Es de esta «cuarta venida» que vive la Iglesia. Ella se nutre de la Eucaristía y existe para celebrarla. Al final de la historia, después de la última venida de Cristo, cesará la presencia eucarística para dar lugar a la visión y a la pose definitiva de Dios en el banquete eterno. Mientras tanto, la Eucaristía es el pan del camino, el viático necesario, semilla de eternidad.

Es por eso que cada comunión es un encuentro trascendental. Tanto la recepción del cuerpo de Cristo cuanto el tiempo de adoración que se pasa ante las especies consagradas, sustentan nuestra vida sobrenatural, más o menos como las pulsaciones del corazón son garantía de la vida natural y de la buena salud de nuestro cuerpo.

La «cuarta venida» marca a fondo el alma. Es Él que viene… pero también somos nosotros que, atraídos por Él, vamos a sus pies. Haciendo una comunión espiritual o hasta leyendo esta meditación… es junto a Él que vamos para encontrarlo y ser transformados ¡Qué maravilla es una vida eucarística bien llevada!

Pidamos al Señor por medio de la Virgen María elevar nuestras mentes a esas consideraciones y ser confirmados en su gracia. Demos más atención a las virtudes teologales que anidan en nuestra alma desde el día bendito de nuestro bautismo. Se trata de ejercitar los dones de creer, de esperar y de amar.

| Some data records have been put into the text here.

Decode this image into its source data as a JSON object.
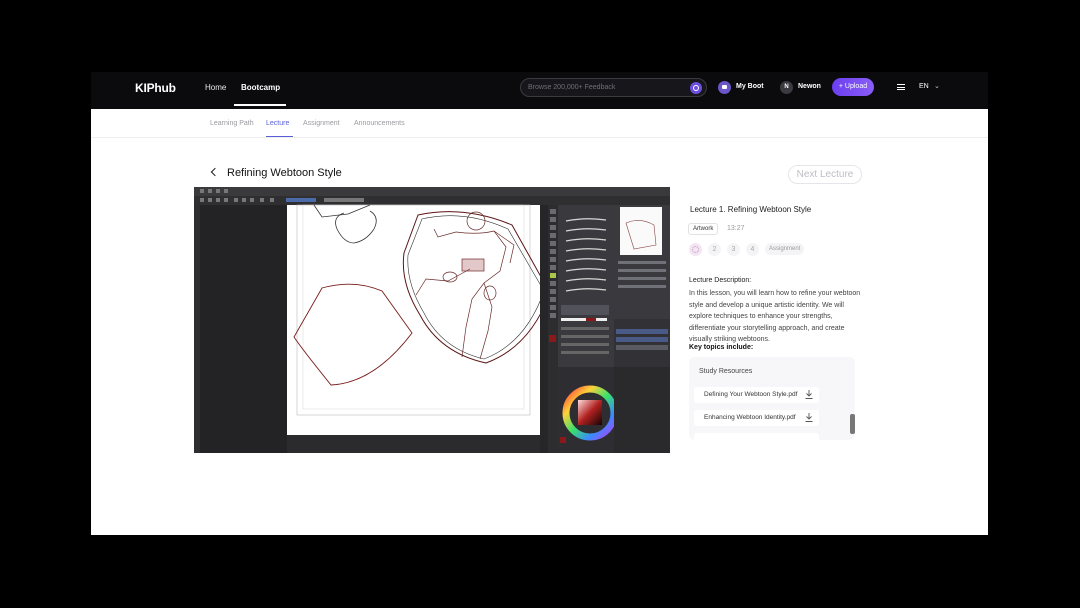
{
  "topbar": {
    "logo": "KIPhub",
    "nav": [
      "Home",
      "Bootcamp"
    ],
    "search_placeholder": "Browse 200,000+ Feedback",
    "my_boot": "My Boot",
    "user_initial": "N",
    "user_name": "Newon",
    "upload": "+ Upload",
    "lang": "EN"
  },
  "subtabs": [
    "Learning Path",
    "Lecture",
    "Assignment",
    "Announcements"
  ],
  "lecture": {
    "title": "Refining Webtoon Style",
    "next_label": "Next Lecture"
  },
  "panel": {
    "title": "Lecture 1. Refining Webtoon Style",
    "tag": "Artwork",
    "duration": "13:27",
    "steps": [
      "2",
      "3",
      "4"
    ],
    "assignment": "Assignment",
    "desc_head": "Lecture Description:",
    "desc_body": "In this lesson, you will learn how to refine your webtoon style and develop a unique artistic identity. We will explore techniques to enhance your strengths, differentiate your storytelling approach, and create visually striking webtoons.",
    "key_topics": "Key topics include:",
    "resources_title": "Study Resources",
    "resources": [
      "Defining Your Webtoon Style.pdf",
      "Enhancing Webtoon Identity.pdf"
    ]
  },
  "colors": {
    "accent": "#5a5fd8",
    "upload": "#7b4ff3",
    "topbar": "#0b0b0d"
  },
  "icons": [
    "search-icon",
    "chevron-left-icon",
    "download-icon",
    "menu-icon",
    "chevron-down-icon",
    "my-boot-icon"
  ]
}
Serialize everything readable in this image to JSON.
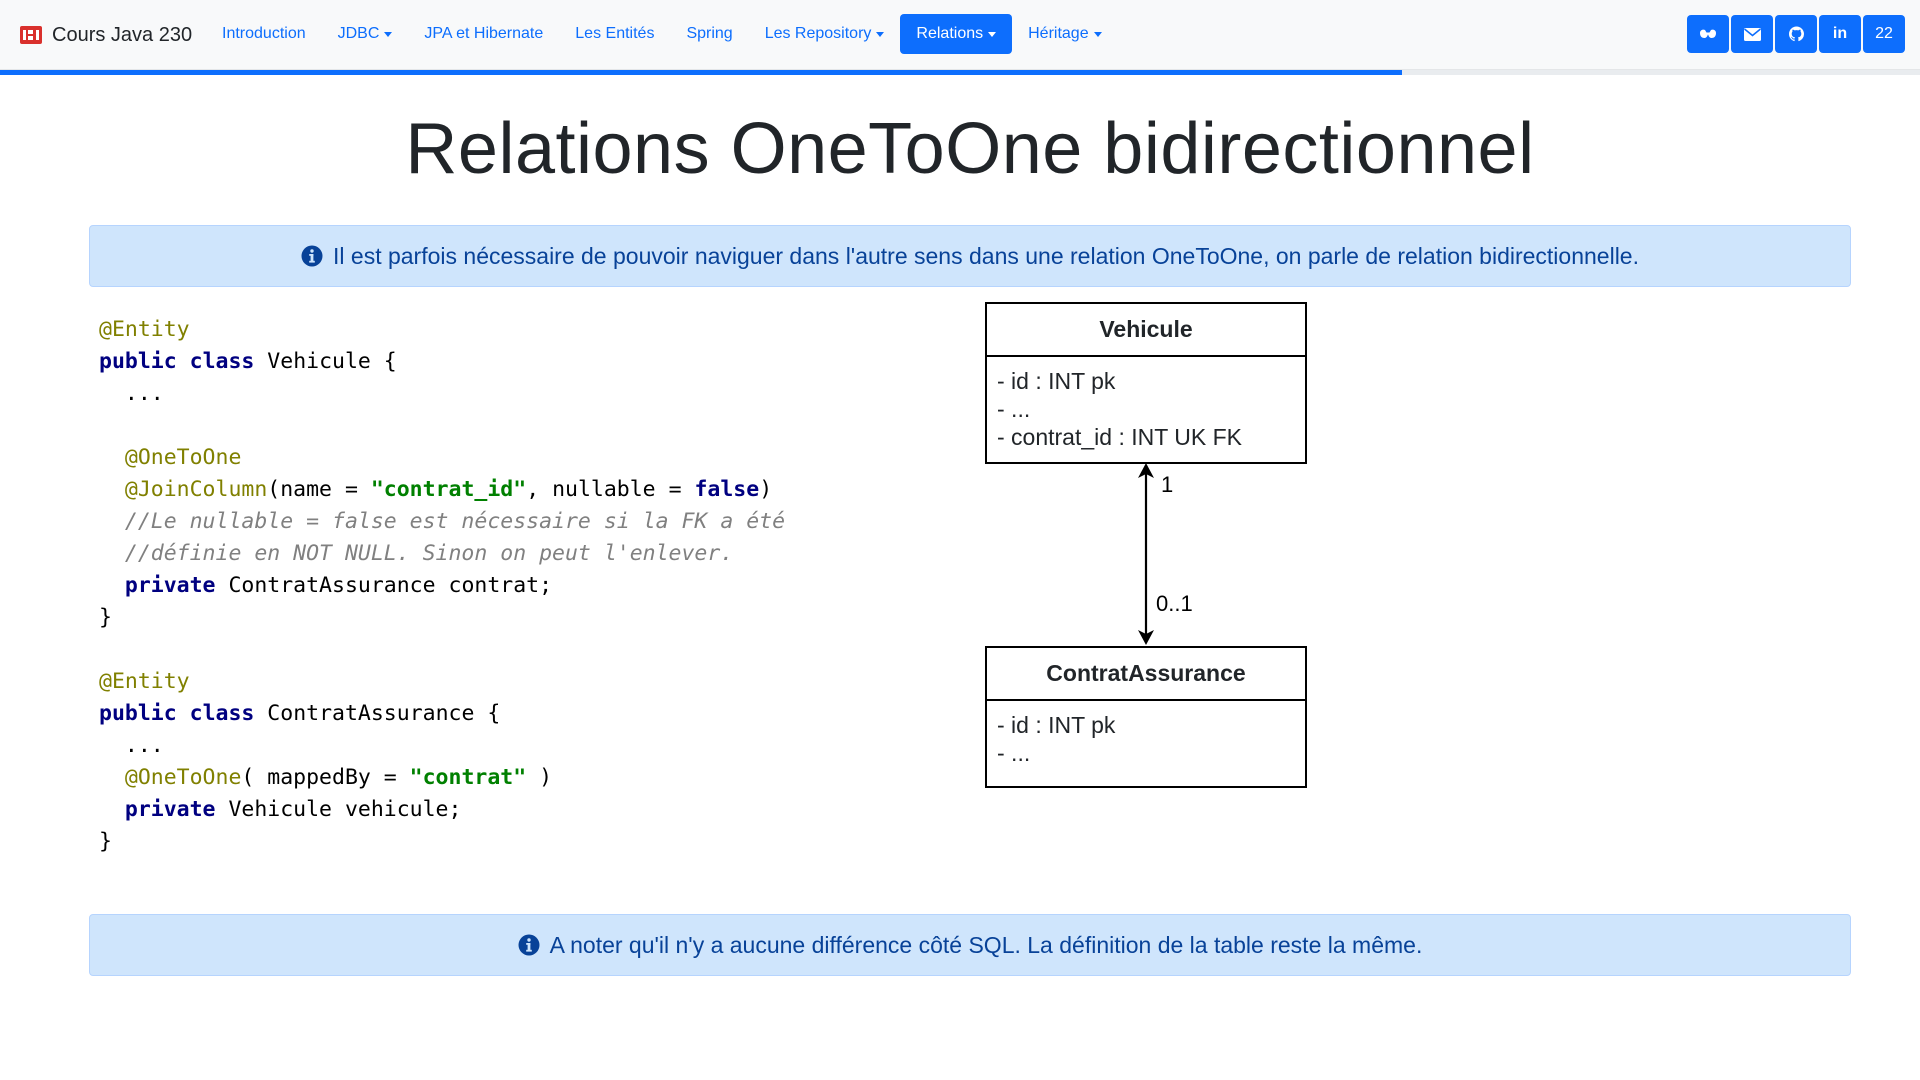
{
  "navbar": {
    "brand": "Cours Java 230",
    "items": [
      {
        "label": "Introduction",
        "dropdown": false,
        "active": false
      },
      {
        "label": "JDBC",
        "dropdown": true,
        "active": false
      },
      {
        "label": "JPA et Hibernate",
        "dropdown": false,
        "active": false
      },
      {
        "label": "Les Entités",
        "dropdown": false,
        "active": false
      },
      {
        "label": "Spring",
        "dropdown": false,
        "active": false
      },
      {
        "label": "Les Repository",
        "dropdown": true,
        "active": false
      },
      {
        "label": "Relations",
        "dropdown": true,
        "active": true
      },
      {
        "label": "Héritage",
        "dropdown": true,
        "active": false
      }
    ],
    "social": [
      {
        "icon": "glasses-icon"
      },
      {
        "icon": "envelope-icon"
      },
      {
        "icon": "github-icon"
      },
      {
        "icon": "linkedin-icon",
        "label": "in"
      },
      {
        "icon": "page-number",
        "label": "22"
      }
    ],
    "progress": 0.73
  },
  "page": {
    "title": "Relations OneToOne bidirectionnel",
    "alert_top": "Il est parfois nécessaire de pouvoir naviguer dans l'autre sens dans une relation OneToOne, on parle de relation bidirectionnelle.",
    "alert_bottom": "A noter qu'il n'y a aucune différence côté SQL. La définition de la table reste la même."
  },
  "code": {
    "lines": [
      [
        {
          "t": "ann",
          "v": "@Entity"
        }
      ],
      [
        {
          "t": "kw",
          "v": "public"
        },
        {
          "t": "",
          "v": " "
        },
        {
          "t": "kw",
          "v": "class"
        },
        {
          "t": "",
          "v": " Vehicule {"
        }
      ],
      [
        {
          "t": "",
          "v": "  ..."
        }
      ],
      [
        {
          "t": "",
          "v": ""
        }
      ],
      [
        {
          "t": "",
          "v": "  "
        },
        {
          "t": "ann",
          "v": "@OneToOne"
        }
      ],
      [
        {
          "t": "",
          "v": "  "
        },
        {
          "t": "ann",
          "v": "@JoinColumn"
        },
        {
          "t": "",
          "v": "(name = "
        },
        {
          "t": "str",
          "v": "\"contrat_id\""
        },
        {
          "t": "",
          "v": ", nullable = "
        },
        {
          "t": "kw",
          "v": "false"
        },
        {
          "t": "",
          "v": ")"
        }
      ],
      [
        {
          "t": "",
          "v": "  "
        },
        {
          "t": "cmt",
          "v": "//Le nullable = false est nécessaire si la FK a été"
        }
      ],
      [
        {
          "t": "",
          "v": "  "
        },
        {
          "t": "cmt",
          "v": "//définie en NOT NULL. Sinon on peut l'enlever."
        }
      ],
      [
        {
          "t": "",
          "v": "  "
        },
        {
          "t": "kw",
          "v": "private"
        },
        {
          "t": "",
          "v": " ContratAssurance contrat;"
        }
      ],
      [
        {
          "t": "",
          "v": "}"
        }
      ],
      [
        {
          "t": "",
          "v": ""
        }
      ],
      [
        {
          "t": "ann",
          "v": "@Entity"
        }
      ],
      [
        {
          "t": "kw",
          "v": "public"
        },
        {
          "t": "",
          "v": " "
        },
        {
          "t": "kw",
          "v": "class"
        },
        {
          "t": "",
          "v": " ContratAssurance {"
        }
      ],
      [
        {
          "t": "",
          "v": "  ..."
        }
      ],
      [
        {
          "t": "",
          "v": "  "
        },
        {
          "t": "ann",
          "v": "@OneToOne"
        },
        {
          "t": "",
          "v": "( mappedBy = "
        },
        {
          "t": "str",
          "v": "\"contrat\""
        },
        {
          "t": "",
          "v": " )"
        }
      ],
      [
        {
          "t": "",
          "v": "  "
        },
        {
          "t": "kw",
          "v": "private"
        },
        {
          "t": "",
          "v": " Vehicule vehicule;"
        }
      ],
      [
        {
          "t": "",
          "v": "}"
        }
      ]
    ]
  },
  "diagram": {
    "vehicule": {
      "name": "Vehicule",
      "attrs": [
        "- id : INT pk",
        "- ...",
        "- contrat_id : INT UK FK"
      ]
    },
    "contrat": {
      "name": "ContratAssurance",
      "attrs": [
        "- id : INT pk",
        "- ..."
      ]
    },
    "multiplicity_top": "1",
    "multiplicity_bottom": "0..1"
  },
  "colors": {
    "primary": "#0d6efd",
    "alert_bg": "#cfe5fc",
    "alert_text": "#084298"
  }
}
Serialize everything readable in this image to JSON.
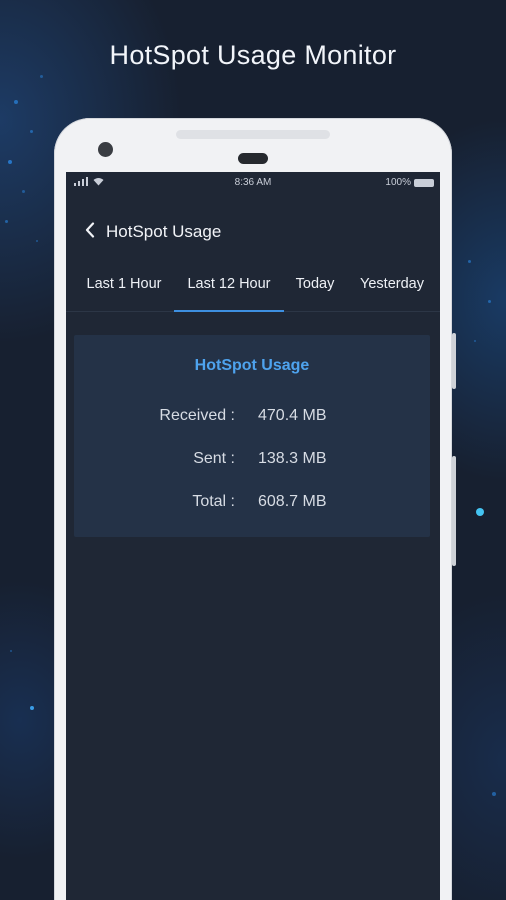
{
  "promo": {
    "title": "HotSpot Usage Monitor"
  },
  "status_bar": {
    "time": "8:36 AM",
    "battery": "100%"
  },
  "app_bar": {
    "title": "HotSpot Usage"
  },
  "tabs": [
    {
      "label": "Last 1 Hour",
      "active": false
    },
    {
      "label": "Last 12 Hour",
      "active": true
    },
    {
      "label": "Today",
      "active": false
    },
    {
      "label": "Yesterday",
      "active": false
    }
  ],
  "usage_card": {
    "title": "HotSpot Usage",
    "rows": [
      {
        "label": "Received :",
        "value": "470.4 MB"
      },
      {
        "label": "Sent :",
        "value": "138.3 MB"
      },
      {
        "label": "Total :",
        "value": "608.7 MB"
      }
    ]
  },
  "colors": {
    "background": "#172030",
    "screen": "#1f2735",
    "card": "#243247",
    "accent": "#4ea3ee",
    "tab_indicator": "#3d8fe0"
  }
}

Se trata, también, de experimentar la presencia, la cercanía y la intimidad de un Dios que nos ama sin límites y que nos da todo -¡se da a Sí mismo!- para beneficiarnos, exponiéndose a las más atroces sacrilegios, como lo hemos visto recientemente.

Todo lo demás, la misma eternidad feliz, vendrá como consecuencia.